Social media is an effective medium for cultural change, if used correctly. But if our fury ends with a tweet, then no fury ever truly existed. No fury, enthusiasm, patriotism, or desire for change could have existed because such emotion is stemmed from a strong concern for where our country is going, and no such concern would be satisfied with such simplicity.

 

In fairness to myself and my fellow patriots, perhaps our enthusiasm isn’t on par with our Founders because we haven’t experienced their oppression. However, only so much grace is deserved here. We haven’t experienced their oppression, but we do know of it and we know it started with a slippery slope.

 

We’re past slippery at this point in American history.

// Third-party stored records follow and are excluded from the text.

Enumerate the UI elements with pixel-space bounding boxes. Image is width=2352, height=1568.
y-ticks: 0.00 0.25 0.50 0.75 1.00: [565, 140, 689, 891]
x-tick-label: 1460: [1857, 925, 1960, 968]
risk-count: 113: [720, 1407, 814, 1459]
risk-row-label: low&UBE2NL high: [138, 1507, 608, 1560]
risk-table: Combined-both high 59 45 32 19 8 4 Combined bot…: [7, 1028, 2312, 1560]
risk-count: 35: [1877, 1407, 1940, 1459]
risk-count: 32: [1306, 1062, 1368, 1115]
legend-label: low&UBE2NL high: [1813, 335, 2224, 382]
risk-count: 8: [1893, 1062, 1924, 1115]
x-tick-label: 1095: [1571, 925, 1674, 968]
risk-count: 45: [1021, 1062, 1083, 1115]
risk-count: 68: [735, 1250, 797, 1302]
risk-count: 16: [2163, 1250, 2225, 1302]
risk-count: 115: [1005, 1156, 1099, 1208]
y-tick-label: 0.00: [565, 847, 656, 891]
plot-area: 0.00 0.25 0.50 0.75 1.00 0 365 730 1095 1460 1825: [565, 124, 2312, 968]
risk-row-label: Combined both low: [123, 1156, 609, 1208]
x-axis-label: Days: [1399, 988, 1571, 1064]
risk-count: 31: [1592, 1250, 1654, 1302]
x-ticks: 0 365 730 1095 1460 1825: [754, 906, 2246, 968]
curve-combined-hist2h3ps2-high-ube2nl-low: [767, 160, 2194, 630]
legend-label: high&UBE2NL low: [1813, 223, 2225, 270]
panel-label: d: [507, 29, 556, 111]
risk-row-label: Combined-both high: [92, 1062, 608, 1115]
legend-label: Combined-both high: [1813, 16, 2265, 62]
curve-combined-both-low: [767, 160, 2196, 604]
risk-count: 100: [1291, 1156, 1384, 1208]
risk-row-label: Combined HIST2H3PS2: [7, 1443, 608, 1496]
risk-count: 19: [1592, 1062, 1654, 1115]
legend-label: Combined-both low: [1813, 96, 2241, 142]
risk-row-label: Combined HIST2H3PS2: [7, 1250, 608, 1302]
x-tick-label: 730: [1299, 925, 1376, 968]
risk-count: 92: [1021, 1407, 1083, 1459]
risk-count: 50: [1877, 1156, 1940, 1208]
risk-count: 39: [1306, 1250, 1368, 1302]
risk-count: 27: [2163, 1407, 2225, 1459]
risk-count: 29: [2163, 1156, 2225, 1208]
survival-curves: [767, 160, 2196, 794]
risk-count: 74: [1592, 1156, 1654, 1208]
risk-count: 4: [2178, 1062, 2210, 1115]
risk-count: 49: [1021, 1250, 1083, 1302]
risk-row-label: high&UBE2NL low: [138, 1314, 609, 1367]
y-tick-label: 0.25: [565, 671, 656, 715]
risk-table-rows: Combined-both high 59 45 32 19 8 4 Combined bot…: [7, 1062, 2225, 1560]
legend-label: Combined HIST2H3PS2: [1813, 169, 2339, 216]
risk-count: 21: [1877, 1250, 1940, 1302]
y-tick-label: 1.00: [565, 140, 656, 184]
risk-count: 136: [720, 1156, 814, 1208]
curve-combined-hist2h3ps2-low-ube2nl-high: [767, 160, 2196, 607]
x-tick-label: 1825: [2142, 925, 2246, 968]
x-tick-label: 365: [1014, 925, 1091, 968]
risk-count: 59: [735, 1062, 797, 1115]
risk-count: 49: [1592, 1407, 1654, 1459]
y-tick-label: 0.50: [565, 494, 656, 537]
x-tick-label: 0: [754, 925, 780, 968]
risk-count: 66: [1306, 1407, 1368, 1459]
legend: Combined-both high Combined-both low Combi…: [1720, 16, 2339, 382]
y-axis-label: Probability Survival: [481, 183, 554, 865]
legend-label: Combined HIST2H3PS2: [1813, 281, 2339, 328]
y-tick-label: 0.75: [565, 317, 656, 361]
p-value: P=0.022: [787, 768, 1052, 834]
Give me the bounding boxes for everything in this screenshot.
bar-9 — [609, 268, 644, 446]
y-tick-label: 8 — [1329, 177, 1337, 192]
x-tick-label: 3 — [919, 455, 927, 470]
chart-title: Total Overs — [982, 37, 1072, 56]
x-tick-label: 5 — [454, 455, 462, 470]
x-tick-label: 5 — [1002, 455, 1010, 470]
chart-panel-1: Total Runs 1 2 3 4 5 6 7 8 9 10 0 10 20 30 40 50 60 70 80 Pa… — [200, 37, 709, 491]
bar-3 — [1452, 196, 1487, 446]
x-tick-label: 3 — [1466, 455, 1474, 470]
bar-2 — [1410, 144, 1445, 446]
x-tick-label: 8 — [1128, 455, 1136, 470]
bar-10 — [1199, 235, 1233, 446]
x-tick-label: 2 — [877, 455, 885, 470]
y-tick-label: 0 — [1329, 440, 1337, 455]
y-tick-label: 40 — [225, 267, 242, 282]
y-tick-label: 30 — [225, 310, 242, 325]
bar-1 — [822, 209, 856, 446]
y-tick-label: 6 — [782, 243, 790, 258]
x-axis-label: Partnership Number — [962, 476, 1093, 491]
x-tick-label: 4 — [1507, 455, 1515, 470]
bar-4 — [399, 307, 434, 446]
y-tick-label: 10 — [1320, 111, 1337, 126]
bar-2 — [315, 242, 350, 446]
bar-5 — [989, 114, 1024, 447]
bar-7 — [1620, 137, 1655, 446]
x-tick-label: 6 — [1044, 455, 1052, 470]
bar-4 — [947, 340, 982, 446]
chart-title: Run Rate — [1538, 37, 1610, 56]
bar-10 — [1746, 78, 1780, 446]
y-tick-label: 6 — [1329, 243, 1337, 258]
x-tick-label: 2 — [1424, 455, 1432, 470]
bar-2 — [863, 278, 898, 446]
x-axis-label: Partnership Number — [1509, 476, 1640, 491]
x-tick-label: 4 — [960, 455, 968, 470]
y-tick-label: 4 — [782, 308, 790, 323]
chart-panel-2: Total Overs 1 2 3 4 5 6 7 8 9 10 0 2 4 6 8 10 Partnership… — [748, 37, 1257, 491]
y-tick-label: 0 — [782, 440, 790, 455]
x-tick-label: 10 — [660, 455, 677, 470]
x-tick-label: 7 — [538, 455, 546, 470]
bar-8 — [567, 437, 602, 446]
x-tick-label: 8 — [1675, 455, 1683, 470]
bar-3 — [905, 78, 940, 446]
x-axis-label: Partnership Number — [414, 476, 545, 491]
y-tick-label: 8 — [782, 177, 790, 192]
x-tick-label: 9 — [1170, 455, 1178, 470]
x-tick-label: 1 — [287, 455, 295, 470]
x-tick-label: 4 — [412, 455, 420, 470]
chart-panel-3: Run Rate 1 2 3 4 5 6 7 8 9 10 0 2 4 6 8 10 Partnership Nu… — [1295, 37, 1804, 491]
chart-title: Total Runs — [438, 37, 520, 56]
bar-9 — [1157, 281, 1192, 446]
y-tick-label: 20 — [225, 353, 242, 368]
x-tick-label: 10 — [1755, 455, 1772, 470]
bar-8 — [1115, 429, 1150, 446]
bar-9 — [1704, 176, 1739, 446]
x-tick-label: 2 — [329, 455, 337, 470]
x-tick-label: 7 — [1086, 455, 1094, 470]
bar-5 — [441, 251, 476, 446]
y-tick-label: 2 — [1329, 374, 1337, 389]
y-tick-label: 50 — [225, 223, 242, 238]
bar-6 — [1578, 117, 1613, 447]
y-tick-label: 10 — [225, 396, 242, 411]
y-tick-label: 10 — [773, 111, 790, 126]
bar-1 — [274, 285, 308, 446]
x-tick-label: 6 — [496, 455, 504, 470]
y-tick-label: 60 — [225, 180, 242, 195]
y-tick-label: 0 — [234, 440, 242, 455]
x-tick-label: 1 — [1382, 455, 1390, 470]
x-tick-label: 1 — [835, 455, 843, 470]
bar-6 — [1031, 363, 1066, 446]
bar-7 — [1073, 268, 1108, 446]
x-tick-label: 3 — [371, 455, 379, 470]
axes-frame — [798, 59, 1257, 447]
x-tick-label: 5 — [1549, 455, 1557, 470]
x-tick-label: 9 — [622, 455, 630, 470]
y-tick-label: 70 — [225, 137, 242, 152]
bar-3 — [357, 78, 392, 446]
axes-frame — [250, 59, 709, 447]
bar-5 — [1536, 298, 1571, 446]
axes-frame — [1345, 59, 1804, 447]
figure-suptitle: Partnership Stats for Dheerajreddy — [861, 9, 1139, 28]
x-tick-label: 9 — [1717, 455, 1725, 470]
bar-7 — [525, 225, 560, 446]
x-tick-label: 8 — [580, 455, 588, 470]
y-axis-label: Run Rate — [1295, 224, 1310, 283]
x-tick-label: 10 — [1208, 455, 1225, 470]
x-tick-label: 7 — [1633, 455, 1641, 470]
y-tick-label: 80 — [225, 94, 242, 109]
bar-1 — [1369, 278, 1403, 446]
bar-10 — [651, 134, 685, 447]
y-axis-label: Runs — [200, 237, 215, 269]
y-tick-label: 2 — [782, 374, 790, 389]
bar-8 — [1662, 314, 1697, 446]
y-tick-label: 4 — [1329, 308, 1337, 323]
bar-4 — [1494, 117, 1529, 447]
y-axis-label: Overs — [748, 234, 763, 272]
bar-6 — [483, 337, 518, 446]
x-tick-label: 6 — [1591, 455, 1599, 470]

When the House of Representatives passes the Equality Act, a legislative disaster that undermines all tenets of individual freedom … when a Christian cake baker is legally accosted for refusing to violate his faith … when churches are given less occupancy allowance than casinos during a pandemic … at this point, it would be foolishly naïve to believe that we aren’t on a trajectory to demolish the Liberty Bell, to believe that we aren’t on the paths greased back to the tyrannical doctrines from which our revolutionary exodus arose.

 

John Witherspoon, a clergyman, president of Princeton University, and signatory to the Declaration of Independence, once gave an impassioned sermon based on Psalm 76:10, in which he reminded the congregation that God uses everything, including the ravings of one’s opponents, for His own purposes, but we must commit ourselves first and foremost to Christ. He admonished,

 

“…so in times of difficulty and trial, it is in the man of piety and inward principles that we may expect to find the uncorrupted patriot, the useful citizen, and the invincible soldier. God grant that in America, true religion and civil liberty may be inseparable, and that the unjust attempts to destroy the one may in the [end] tend to the support and establishing of both.”